Thursday, March 11, 2010

Mr President's "Mr Catholic"

You might not know the figure standing behind President Obama by sight... but when the Commander-in-Chief seeks to speak Catholic, odds are the result's an echo of Denis McDonough's voice.

The finding once noted 'round these parts, the 40 year-old Deputy National Security Adviser and Chief of Staff at the National Security Council was just one White House adviser who Religion News Service's Dan Burke profiled this week in a wider look at Obama's "spiritual cabinet":
When Denis McDonough was in eighth grade, he heard his older brother, a Catholic priest, deliver a homily entirely in Spanish. McDonough soon learned Spanish himself, and became an expert on bridging cultural gaps.

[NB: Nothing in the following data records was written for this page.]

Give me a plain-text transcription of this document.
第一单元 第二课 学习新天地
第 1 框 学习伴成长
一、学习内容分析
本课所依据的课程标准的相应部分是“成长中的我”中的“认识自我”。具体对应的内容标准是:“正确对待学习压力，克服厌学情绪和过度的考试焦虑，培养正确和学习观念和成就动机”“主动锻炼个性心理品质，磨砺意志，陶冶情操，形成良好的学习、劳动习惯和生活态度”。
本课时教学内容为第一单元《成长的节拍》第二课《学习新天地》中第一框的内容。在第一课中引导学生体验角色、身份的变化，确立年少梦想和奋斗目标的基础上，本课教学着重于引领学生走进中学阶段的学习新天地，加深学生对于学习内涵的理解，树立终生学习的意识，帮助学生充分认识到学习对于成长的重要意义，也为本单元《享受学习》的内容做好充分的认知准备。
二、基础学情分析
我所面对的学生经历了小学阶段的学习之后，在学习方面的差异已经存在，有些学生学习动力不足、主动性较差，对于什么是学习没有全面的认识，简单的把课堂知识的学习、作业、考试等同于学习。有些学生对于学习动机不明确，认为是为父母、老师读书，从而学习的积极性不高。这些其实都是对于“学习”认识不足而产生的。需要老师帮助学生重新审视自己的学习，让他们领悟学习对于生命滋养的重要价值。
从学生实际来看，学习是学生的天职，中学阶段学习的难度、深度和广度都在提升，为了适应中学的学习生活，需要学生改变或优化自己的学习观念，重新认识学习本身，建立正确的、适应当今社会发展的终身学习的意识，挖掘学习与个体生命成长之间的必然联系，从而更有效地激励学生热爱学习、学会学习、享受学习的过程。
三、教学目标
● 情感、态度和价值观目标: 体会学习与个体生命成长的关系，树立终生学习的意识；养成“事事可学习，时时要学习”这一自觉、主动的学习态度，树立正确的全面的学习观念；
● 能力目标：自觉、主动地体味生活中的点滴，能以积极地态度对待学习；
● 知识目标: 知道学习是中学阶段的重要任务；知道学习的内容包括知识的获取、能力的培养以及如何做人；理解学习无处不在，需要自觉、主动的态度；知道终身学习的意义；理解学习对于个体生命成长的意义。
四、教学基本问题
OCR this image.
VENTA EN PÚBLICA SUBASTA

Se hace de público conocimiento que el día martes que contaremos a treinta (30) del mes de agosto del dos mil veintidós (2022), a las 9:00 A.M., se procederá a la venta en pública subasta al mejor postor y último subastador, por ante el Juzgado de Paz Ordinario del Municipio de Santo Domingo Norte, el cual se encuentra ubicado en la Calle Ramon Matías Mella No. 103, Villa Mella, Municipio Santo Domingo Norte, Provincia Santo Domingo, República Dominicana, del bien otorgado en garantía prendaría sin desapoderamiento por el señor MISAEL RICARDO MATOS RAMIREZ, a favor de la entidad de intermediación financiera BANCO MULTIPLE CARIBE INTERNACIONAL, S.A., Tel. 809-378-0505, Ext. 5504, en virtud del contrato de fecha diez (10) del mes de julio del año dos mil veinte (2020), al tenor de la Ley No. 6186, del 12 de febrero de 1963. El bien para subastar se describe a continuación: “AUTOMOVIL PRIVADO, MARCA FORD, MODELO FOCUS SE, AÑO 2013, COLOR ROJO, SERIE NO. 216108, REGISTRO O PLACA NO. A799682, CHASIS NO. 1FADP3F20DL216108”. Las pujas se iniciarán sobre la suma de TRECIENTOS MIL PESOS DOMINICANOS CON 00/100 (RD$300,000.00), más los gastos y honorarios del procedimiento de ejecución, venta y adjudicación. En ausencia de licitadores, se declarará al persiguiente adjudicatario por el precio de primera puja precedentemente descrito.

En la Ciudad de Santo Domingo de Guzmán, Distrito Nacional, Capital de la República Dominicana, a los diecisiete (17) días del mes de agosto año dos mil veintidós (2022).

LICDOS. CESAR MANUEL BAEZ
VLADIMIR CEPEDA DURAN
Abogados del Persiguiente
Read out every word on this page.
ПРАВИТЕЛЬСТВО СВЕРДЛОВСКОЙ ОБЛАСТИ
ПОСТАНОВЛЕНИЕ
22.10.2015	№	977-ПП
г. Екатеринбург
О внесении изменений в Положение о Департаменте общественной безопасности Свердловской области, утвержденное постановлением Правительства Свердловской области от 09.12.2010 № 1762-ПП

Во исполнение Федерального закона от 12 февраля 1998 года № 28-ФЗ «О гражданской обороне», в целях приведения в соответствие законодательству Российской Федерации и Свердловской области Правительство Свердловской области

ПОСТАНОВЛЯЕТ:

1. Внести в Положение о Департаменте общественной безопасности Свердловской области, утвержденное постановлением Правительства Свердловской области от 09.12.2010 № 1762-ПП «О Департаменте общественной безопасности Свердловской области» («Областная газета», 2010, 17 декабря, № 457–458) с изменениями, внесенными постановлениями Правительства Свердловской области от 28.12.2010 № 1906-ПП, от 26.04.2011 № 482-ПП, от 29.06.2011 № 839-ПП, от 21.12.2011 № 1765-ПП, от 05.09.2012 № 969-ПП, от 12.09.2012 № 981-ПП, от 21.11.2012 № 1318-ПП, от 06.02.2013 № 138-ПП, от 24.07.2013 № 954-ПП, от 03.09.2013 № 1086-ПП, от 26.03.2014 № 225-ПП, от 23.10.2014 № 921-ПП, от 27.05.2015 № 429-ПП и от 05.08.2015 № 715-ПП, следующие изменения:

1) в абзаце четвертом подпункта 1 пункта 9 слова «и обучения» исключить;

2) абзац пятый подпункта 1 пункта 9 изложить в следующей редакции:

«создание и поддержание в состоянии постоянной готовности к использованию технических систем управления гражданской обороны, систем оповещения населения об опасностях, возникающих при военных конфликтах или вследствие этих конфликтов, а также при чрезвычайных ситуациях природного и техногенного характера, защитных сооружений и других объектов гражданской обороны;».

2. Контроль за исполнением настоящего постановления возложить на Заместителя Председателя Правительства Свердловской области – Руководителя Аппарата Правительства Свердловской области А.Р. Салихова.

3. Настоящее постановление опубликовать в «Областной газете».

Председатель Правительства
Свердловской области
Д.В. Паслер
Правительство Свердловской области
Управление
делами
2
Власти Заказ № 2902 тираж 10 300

Now... McDonough is working to strengthen international bonds strained by the Bush administration’s go-it-alone approach to foreign policy.

Traveling by the president’s side on overseas missions, the 40-year-old Minnesotan is a crucial player in Obama’s quest to engage Muslims, find common cause with the Vatican, and restore the country’s moral authority.

McDonough helped craft Obama’s landmark address to Muslims last June in Cairo, and the robust defense of American foreign policy—including the waging of “just wars”—during the president’s Nobel Peace Prize acceptance speech in Norway.

A key component of Obama’s foreign policy is the Catholic concept of the common good, McDonough said. “It’s a general posture of seeking engagement to find mutual interests, but also realizes that there is real evil in the world that we must confront,” he said in an interview at his West Wing office. “The president also recognizes that we are strongest when we work together with our allies.”

In addition, McDonough has schooled Obama on the internal politics of the Catholic Church, an institution he knows intimately. His brother Kevin was vicar general of the Archdiocese of St. Paul and Minneapolis, another brother is a priest-turned-theologian, and his best friend in Washington is a Redemptorist priest. A graduate of St. John’s University in Collegeville, Minn., he helped vet a young theologian on the faculty, Miguel Diaz, to become ambassador to the Vatican last May.
Likewise among Burke's list of ad intra luminaries sought out by the Prez: DC's retired Cardinal Theodore McCarrick -- now a globe-trotting goodwill ambassador for causes of all sorts -- who directly preceded Obama as Notre Dame's commencement speaker in 2008.

This weekend, in keeping with 130 years of tradition, the Golden Dome will announce the 2010 winner of the Stateside church's most prestigious award -- the university's Laetare Medal, declined last year by Ambassador Mary Ann Glendon amid the heated protest over Notre Dame's decision to award an honorary doctorate to the President given Obama's stance in support of legal abortion.